Both van Luijt and Taiyab speculated that as the AI industry continues its growth, new techniques will push models to a point where retrieval is no longer necessary. A recent paper from researchers at Google described a hypothetical LLM with infinite context. Put simply, an AI chatbot would have an effectively infinite memory, letting it "remember" any data presented to it in the past. In February, Google announced it had tested a context window of up to 10 million tokens, each representing a small chunk of text. That's large enough to store hundreds of books or tens of thousands of shorter documents.

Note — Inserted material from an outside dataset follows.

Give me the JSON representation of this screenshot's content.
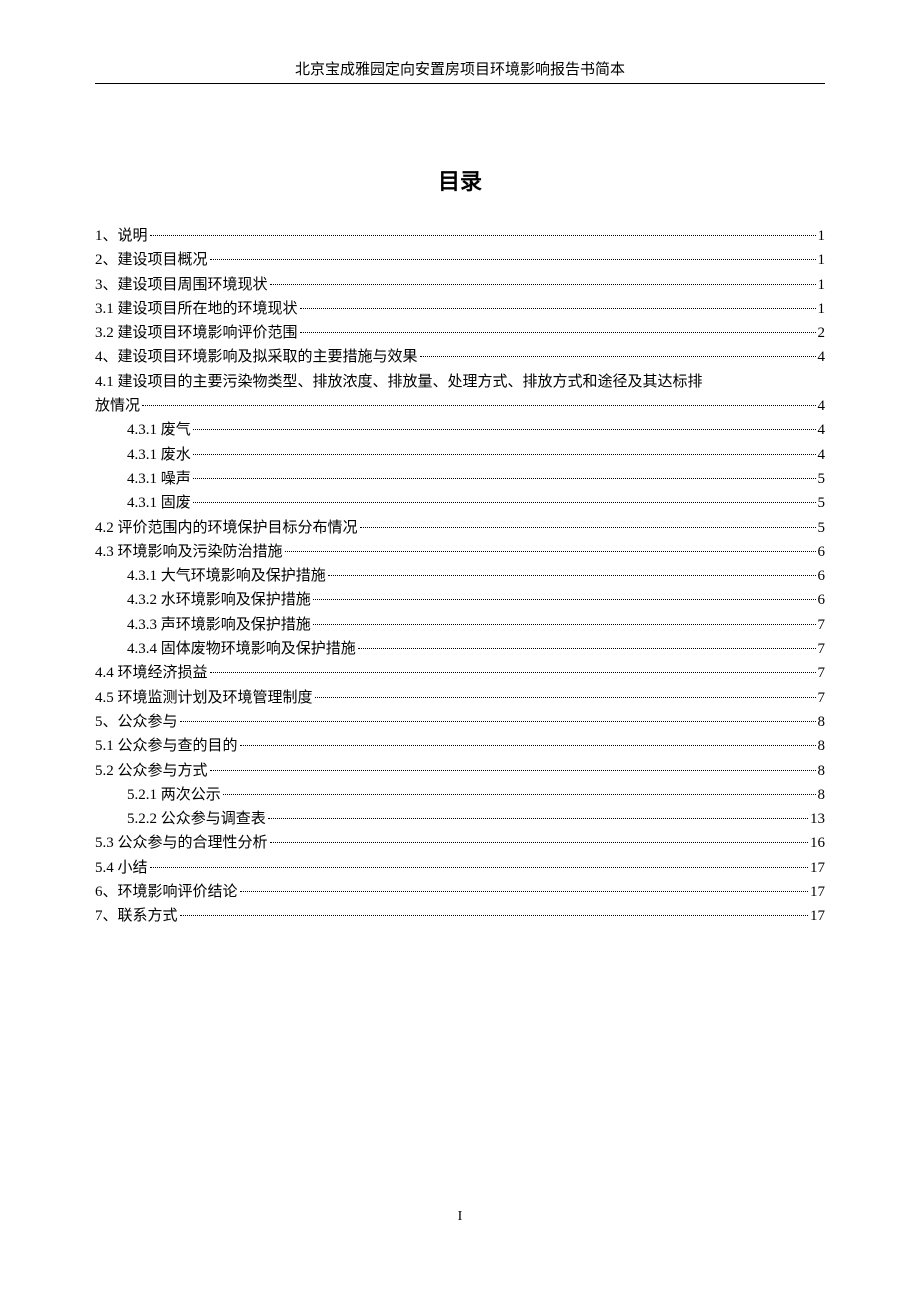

At this point, the computing resources required are beyond all but the largest tech giants: Google's announcement said its February test pushed its hardware to its "thermal limit." RAG, on the other hand, can be implemented by a single developer in their spare time. It scales to serve millions of users, and it's available now.
"Maybe in the future RAG will go away altogether, because it's not perfect," Taiyab said. "But for now, this is all we have. Everyone is doing it. It's a core, fundamental application of large language models."